Вдруг Яничка поскользнулась и шлепнулась в воду. Зазевавшись, она угодила в одну из ям, которых обычно не счесть на больших стройках.

— Ха-ха-ха! — засмеялся кто-то за ее спиной. Яничка попробовала выбраться, но не тут-то было.

А к ней уже спешил на помощь тот самый вихрастый паренек, который так рьяно вступался за спортивную честь заводской команды и верил в то, что футболисты завода выйдут на первое место в округе. Он протянул ей руку, но Яничка не взяла и барахталась в воде, пытаясь выкарабкаться. Не успела она опомниться, как парень подхватил ее на руки, точно ребенка, и вынес из ямы.

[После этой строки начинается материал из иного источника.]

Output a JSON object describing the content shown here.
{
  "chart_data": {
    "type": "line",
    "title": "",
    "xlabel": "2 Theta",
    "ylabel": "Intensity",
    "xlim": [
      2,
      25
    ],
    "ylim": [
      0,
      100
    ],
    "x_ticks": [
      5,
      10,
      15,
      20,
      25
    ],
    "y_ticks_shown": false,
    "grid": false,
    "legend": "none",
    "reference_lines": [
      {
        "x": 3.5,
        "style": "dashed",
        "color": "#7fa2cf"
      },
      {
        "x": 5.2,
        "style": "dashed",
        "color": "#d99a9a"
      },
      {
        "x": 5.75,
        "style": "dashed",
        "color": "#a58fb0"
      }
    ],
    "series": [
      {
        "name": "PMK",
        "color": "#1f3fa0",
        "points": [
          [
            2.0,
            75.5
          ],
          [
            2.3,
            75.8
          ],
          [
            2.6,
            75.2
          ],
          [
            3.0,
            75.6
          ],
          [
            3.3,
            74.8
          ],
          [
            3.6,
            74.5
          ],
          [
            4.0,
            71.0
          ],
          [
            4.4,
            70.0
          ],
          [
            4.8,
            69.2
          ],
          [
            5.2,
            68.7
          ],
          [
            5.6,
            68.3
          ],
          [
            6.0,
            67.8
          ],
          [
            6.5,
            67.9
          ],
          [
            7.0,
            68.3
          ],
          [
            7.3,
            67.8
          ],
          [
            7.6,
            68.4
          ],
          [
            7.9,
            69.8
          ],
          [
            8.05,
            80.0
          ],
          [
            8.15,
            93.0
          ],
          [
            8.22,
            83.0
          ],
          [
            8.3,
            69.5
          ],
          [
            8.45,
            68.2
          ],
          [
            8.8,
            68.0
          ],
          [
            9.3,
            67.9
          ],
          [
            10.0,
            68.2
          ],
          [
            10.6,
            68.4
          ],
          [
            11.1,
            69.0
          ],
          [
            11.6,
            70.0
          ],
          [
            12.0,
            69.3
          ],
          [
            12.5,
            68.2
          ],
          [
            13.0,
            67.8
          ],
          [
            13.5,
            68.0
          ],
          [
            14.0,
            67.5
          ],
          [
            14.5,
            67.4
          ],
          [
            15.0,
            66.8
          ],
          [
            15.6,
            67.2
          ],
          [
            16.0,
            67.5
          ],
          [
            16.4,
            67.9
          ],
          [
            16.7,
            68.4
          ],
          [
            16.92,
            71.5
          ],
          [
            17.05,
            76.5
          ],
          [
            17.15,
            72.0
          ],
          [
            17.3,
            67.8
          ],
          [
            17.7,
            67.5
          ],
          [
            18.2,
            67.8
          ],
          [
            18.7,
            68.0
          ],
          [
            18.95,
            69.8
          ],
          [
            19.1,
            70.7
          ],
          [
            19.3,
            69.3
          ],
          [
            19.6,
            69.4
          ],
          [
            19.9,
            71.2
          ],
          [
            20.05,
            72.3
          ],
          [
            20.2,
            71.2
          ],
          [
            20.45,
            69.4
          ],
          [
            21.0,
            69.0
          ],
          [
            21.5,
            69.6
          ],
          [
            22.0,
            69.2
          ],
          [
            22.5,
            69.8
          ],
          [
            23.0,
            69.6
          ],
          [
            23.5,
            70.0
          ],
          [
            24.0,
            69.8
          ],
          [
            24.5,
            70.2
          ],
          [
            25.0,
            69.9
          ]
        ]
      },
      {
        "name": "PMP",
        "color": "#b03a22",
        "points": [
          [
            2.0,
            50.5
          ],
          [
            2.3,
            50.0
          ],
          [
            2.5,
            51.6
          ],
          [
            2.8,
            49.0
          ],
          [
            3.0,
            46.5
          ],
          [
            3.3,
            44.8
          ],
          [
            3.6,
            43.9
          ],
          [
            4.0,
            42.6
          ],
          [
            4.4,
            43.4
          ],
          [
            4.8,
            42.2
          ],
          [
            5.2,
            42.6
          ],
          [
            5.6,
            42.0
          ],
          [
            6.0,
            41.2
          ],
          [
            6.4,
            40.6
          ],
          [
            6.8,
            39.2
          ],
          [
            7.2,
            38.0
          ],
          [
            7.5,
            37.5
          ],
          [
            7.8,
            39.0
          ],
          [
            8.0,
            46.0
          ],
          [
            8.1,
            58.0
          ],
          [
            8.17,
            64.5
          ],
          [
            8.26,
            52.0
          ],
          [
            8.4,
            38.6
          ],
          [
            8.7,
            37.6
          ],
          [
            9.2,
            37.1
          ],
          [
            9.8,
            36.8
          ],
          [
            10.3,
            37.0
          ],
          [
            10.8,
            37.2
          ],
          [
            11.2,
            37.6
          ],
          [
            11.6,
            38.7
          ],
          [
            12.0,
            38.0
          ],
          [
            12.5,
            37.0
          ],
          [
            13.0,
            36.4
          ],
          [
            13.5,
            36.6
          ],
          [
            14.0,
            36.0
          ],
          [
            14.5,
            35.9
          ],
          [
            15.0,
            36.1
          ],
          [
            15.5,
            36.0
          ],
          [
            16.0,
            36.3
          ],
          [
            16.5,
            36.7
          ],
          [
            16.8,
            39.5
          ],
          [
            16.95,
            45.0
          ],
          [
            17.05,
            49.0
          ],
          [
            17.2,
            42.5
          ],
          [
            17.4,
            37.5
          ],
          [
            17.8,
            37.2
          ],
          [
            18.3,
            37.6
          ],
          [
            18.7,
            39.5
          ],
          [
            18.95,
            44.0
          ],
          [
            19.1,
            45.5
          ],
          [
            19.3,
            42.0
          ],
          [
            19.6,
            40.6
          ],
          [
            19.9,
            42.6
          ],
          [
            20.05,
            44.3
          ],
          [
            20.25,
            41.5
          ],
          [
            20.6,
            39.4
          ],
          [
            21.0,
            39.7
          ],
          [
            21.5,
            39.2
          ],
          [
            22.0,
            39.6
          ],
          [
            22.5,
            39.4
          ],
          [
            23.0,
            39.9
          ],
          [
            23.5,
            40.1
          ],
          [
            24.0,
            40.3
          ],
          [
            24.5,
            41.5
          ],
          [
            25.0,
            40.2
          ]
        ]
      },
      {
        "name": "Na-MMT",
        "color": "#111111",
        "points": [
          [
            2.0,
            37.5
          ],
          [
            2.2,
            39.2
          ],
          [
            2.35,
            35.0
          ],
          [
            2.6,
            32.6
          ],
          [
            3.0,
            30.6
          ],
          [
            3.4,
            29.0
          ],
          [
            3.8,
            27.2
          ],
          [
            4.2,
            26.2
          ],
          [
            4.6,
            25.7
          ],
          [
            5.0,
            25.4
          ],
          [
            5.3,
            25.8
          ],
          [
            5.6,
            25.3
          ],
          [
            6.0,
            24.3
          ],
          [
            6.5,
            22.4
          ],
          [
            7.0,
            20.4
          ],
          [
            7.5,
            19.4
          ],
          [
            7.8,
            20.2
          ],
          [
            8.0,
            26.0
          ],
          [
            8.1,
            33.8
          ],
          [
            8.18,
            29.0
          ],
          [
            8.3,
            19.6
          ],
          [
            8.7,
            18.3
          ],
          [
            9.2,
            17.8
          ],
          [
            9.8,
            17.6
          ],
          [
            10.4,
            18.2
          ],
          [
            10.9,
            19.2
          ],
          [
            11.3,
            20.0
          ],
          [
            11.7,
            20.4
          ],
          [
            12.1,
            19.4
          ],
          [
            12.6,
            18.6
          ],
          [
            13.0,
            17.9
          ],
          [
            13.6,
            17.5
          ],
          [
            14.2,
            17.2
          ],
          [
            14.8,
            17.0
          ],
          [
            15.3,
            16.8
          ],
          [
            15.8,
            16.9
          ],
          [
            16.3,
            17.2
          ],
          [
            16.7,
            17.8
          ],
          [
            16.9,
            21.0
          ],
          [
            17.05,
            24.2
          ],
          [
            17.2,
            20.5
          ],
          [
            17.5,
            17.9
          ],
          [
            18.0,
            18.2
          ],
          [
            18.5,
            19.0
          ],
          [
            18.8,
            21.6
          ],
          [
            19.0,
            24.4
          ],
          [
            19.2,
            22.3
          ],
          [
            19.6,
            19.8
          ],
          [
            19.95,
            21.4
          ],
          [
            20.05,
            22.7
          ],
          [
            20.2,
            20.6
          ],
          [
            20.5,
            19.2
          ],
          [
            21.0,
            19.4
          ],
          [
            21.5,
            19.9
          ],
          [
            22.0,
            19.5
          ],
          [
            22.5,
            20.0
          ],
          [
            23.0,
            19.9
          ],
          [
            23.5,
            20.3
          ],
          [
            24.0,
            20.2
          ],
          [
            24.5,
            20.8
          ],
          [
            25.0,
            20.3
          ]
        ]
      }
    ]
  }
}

Она не знала, что делать. Никто еще не носил ее на руках. Глаза парня смеялись у самого ее лица. От него пахло одеколоном и еще чем-то — заводским. Она не знала, что это за запах, но он был ей приятен.

— Как ты попала в это болото? Вся промокла насквозь!

— Пусти меня! — спохватилась Яничка, почувствовав, что парень прижимает ее к себе. На какое-то мгновенье ей показалось, что она плывет по воздуху в гамаке, над ней сверкало, переливалось зелеными, синими, белыми, красными, будто тюльпаны, огнями заводское небо. И тут вдруг парень склонился к ней и поцеловал ее в щеку, а затем пылающими губами зажал ей рот, из которого готов был вырваться крик возмущения. Все закачалось, поплыло, закружилось перед глазами Янички. Она вырвалась наконец из рук парня и стояла ошарашенная, оглушенная.

— Бессовестный! Что ты наделал? — пролепетала Яничка.

— Поцеловал тебя! — сказал парень и протянул руки, как бы собираясь снова схватить ее, но она ловко увернулась. — Встретил заблудившуюся горлинку и поцеловал. Тебя, наверное, еще никто не целовал, я — первый.